Dalam budaya Tionghoa, buah bukan sekadar pelengkap sajian, melainkan simbol doa dan harapan. Pemilihannya berkaitan erat dengan filosofi bahasa, khususnya penggunaan homofon atau bunyi kata yang menyerupai makna baik. Karena itu, buah yang disajikan atau diberikan saat Imlek diyakini mengandung pesan simbolis yang mencerminkan harapan akan kehidupan yang lebih baik di tahun yang baru.
Apel menjadi salah satu buah yang kerap hadir dalam perayaan Imlek. Dalam pelafalan tertentu, kata apel terdengar serupa dengan kata yang bermakna damai, sehingga buah ini dimaknai sebagai simbol keharmonisan dan keselamatan. Apel hijau sering dihubungkan dengan rezeki, sementara apel merah melambangkan kemakmuran dan keberhasilan.
Buah jeruk, terutama jeruk mandarin, tangerine, dan kumquat, juga identik dengan Imlek. Bentuknya yang bulat mencerminkan keutuhan dan kebersamaan, sedangkan warna kuning keemasannya melambangkan kelimpahan dan energi positif. Tidak jarang jeruk dijadikan hadiah dalam jumlah genap sebagai simbol keberuntungan dan keseimbangan.
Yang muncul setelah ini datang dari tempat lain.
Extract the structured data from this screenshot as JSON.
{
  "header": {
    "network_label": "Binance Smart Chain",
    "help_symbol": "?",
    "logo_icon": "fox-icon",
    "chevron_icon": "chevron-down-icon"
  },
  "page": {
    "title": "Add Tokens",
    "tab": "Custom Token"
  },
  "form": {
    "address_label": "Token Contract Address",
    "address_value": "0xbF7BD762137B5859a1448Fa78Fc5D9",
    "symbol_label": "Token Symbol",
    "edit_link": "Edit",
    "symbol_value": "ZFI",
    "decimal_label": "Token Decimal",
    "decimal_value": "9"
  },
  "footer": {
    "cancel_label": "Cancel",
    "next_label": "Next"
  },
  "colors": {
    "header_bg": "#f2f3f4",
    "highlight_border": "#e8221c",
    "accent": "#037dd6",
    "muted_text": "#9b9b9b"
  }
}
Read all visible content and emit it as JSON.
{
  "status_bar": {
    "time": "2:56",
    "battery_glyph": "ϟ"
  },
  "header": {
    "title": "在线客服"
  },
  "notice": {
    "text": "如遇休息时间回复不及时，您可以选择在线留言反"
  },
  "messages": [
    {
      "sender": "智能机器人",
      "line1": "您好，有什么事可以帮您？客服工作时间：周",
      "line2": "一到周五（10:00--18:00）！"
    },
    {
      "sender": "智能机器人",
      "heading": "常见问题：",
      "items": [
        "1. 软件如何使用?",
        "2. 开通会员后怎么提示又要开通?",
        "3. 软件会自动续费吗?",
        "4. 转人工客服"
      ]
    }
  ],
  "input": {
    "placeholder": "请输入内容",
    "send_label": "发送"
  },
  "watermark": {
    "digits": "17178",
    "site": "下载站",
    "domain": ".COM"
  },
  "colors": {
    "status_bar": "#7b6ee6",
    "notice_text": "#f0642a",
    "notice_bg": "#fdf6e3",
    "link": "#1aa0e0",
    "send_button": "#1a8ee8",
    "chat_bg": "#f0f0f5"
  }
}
Anggur turut melengkapi deretan buah bermakna baik. Tumbuh bergerombol dalam satu tangkai, anggur dimaknai sebagai lambang rezeki yang melimpah dan keberuntungan yang terus bertambah. Anggur ungu kerap diasosiasikan dengan kehormatan, sementara anggur hijau melambangkan vitalitas dan kemakmuran.
Buah delima juga memiliki filosofi mendalam. Banyaknya biji dalam buah ini menjadi simbol kesuburan dan keberlanjutan keturunan. Warna merah cerah pada delima dipercaya melambangkan umur panjang serta kemakmuran, sehingga kerap dihadiahkan sebagai doa baik bagi keluarga.
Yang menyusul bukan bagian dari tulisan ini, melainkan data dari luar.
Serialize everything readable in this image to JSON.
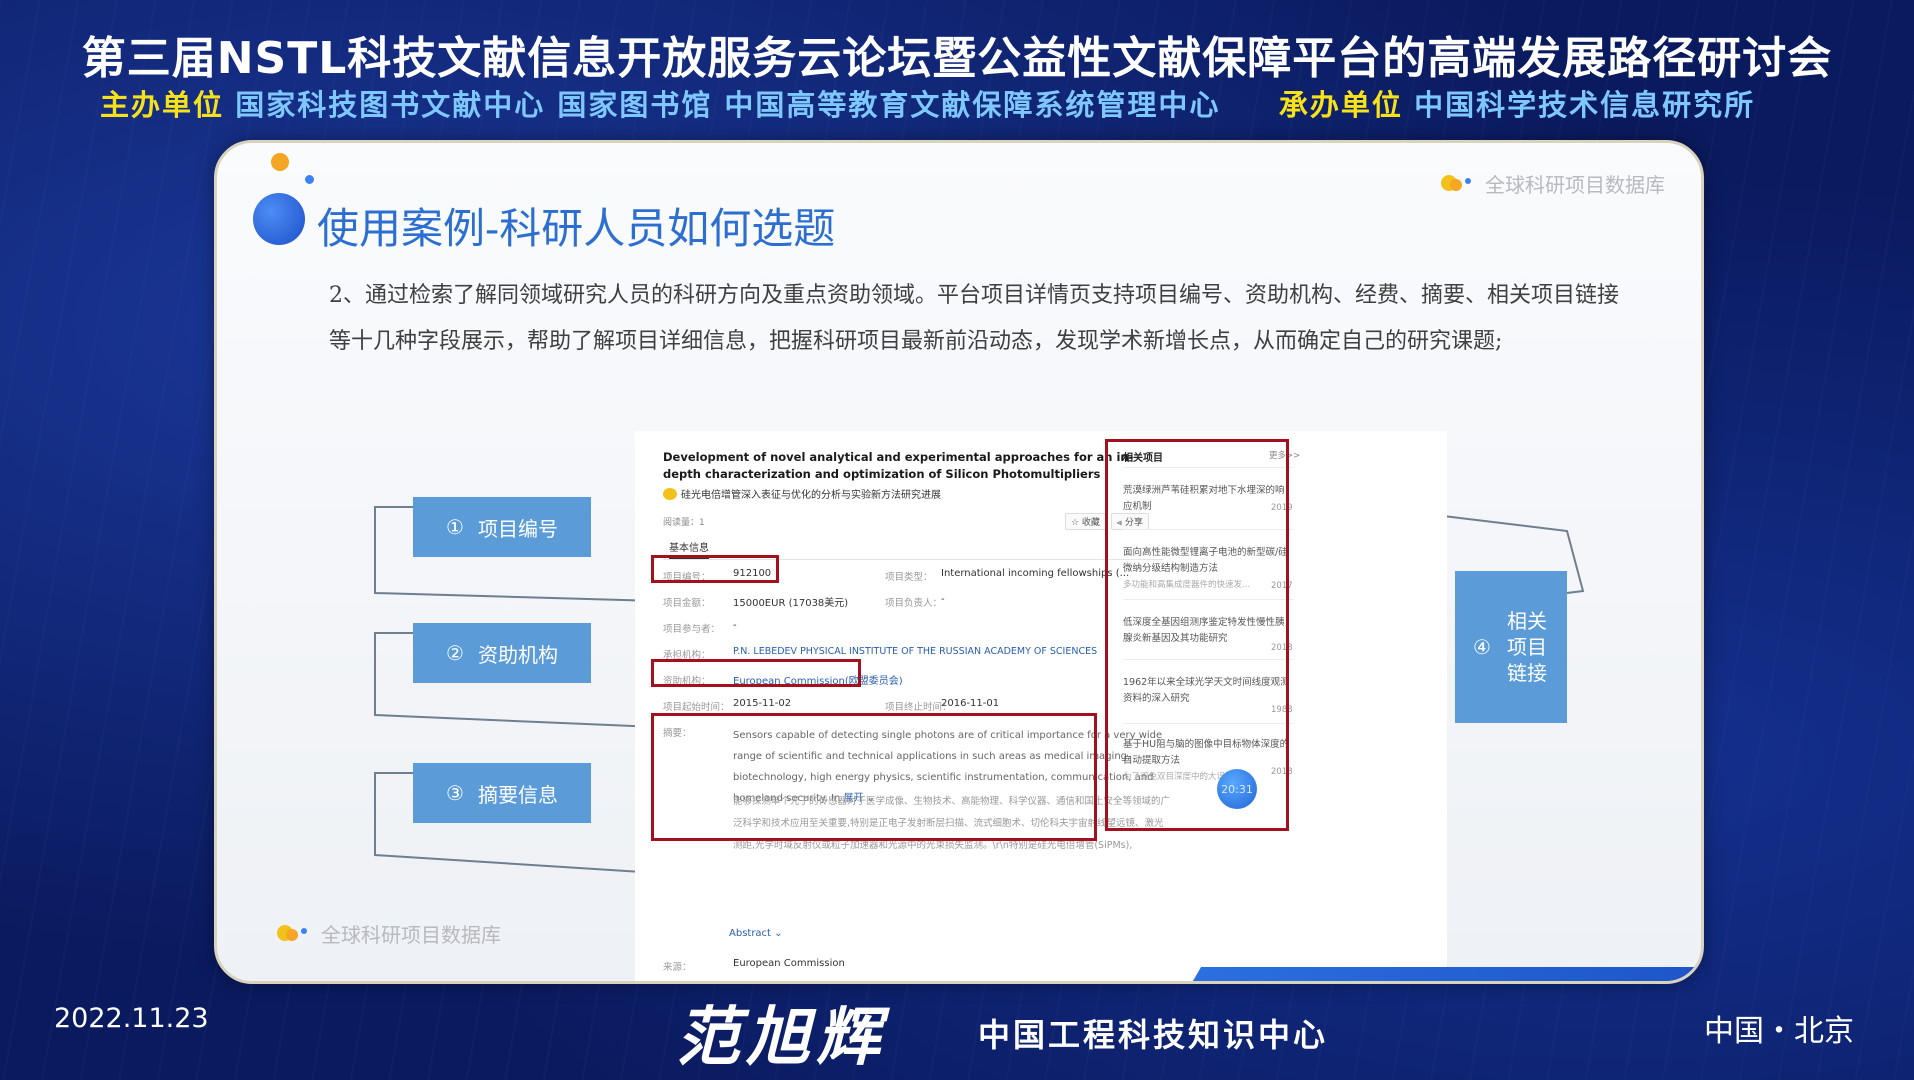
{
  "header": {
    "title": "第三届NSTL科技文献信息开放服务云论坛暨公益性文献保障平台的高端发展路径研讨会",
    "host_label": "主办单位",
    "host_orgs": "国家科技图书文献中心 国家图书馆 中国高等教育文献保障系统管理中心",
    "organizer_label": "承办单位",
    "organizer_org": "中国科学技术信息研究所"
  },
  "slide": {
    "title": "使用案例-科研人员如何选题",
    "brand": "全球科研项目数据库",
    "body": "2、通过检索了解同领域研究人员的科研方向及重点资助领域。平台项目详情页支持项目编号、资助机构、经费、摘要、相关项目链接等十几种字段展示，帮助了解项目详细信息，把握科研项目最新前沿动态，发现学术新增长点，从而确定自己的研究课题;",
    "callouts": {
      "c1_num": "①",
      "c1_label": "项目编号",
      "c2_num": "②",
      "c2_label": "资助机构",
      "c3_num": "③",
      "c3_label": "摘要信息",
      "c4_num": "④",
      "c4_label": "相关项目链接"
    },
    "time_badge": "20:31"
  },
  "screenshot": {
    "title": "Development of novel analytical and experimental approaches for an in-depth characterization and optimization of Silicon Photomultipliers",
    "title_cn": "硅光电倍增管深入表征与优化的分析与实验新方法研究进展",
    "read_count": "阅读量：1",
    "fav_label": "☆ 收藏",
    "share_label": "⪡ 分享",
    "tab_basic": "基本信息",
    "fields": {
      "project_no_label": "项目编号：",
      "project_no_value": "912100",
      "project_type_label": "项目类型：",
      "project_type_value": "International incoming fellowships (...",
      "amount_label": "项目金额：",
      "amount_value": "15000EUR (17038美元)",
      "leader_label": "项目负责人：",
      "leader_value": "-",
      "participants_label": "项目参与者：",
      "participants_value": "-",
      "host_inst_label": "承担机构：",
      "host_inst_value": "P.N. LEBEDEV PHYSICAL INSTITUTE OF THE RUSSIAN ACADEMY OF SCIENCES",
      "funder_label": "资助机构：",
      "funder_value": "European Commission(欧盟委员会)",
      "start_label": "项目起始时间：",
      "start_value": "2015-11-02",
      "end_label": "项目终止时间：",
      "end_value": "2016-11-01",
      "abstract_label": "摘要：",
      "abstract_value": "Sensors capable of detecting single photons are of critical importance for a very wide range of scientific and technical applications in such areas as medical imaging, biotechnology, high energy physics, scientific instrumentation, communication, and homeland security. In",
      "expand": "展开 ⌄",
      "abstract_cn": "能够探测单个光子的传感器对于医学成像、生物技术、高能物理、科学仪器、通信和国土安全等领域的广泛科学和技术应用至关重要,特别是正电子发射断层扫描、流式细胞术、切伦科夫宇宙射线望远镜、激光测距,光学时域反射仪或粒子加速器和光源中的光束损失监测。\\r\\n特别是硅光电倍增管(SiPMs),",
      "abstract_toggle": "Abstract ⌄",
      "source_label": "来源：",
      "source_value": "European Commission"
    },
    "related": {
      "title": "相关项目",
      "more": "更多>>",
      "items": [
        {
          "title": "荒漠绿洲芦苇硅积累对地下水埋深的响应机制",
          "sub": "",
          "year": "2019"
        },
        {
          "title": "面向高性能微型锂离子电池的新型碳/硅微纳分级结构制造方法",
          "sub": "多功能和高集成度器件的快速发...",
          "year": "2017"
        },
        {
          "title": "低深度全基因组测序鉴定特发性慢性胰腺炎新基因及其功能研究",
          "sub": "",
          "year": "2018"
        },
        {
          "title": "1962年以来全球光学天文时间线度观测资料的深入研究",
          "sub": "",
          "year": "1988"
        },
        {
          "title": "基于HU阻与脑的图像中目标物体深度的自动提取方法",
          "sub": "为了避免双目深度中的大误算的...",
          "year": "2018"
        }
      ]
    }
  },
  "footer": {
    "date": "2022.11.23",
    "speaker": "范旭辉",
    "org": "中国工程科技知识中心",
    "location": "中国・北京"
  }
}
Buah naga merah tak kalah populer saat Imlek. Warna merah yang dominan serta unsur naga yang identik dengan kejayaan dan keberhasilan membuat buah ini dipercaya membawa keberuntungan. Selain bermakna simbolis, rasanya yang manis dan tampilannya yang menarik menjadikannya pilihan favorit sebagai sajian maupun hadiah.
Nanas melengkapi simbol buah keberuntungan di perayaan Imlek. Dalam pelafalan tertentu, nama nanas diasosiasikan dengan datangnya kekayaan. Warna keemasannya melambangkan kemakmuran, sementara rasa manisnya dipercaya membawa kehidupan yang penuh keberkahan sepanjang tahun.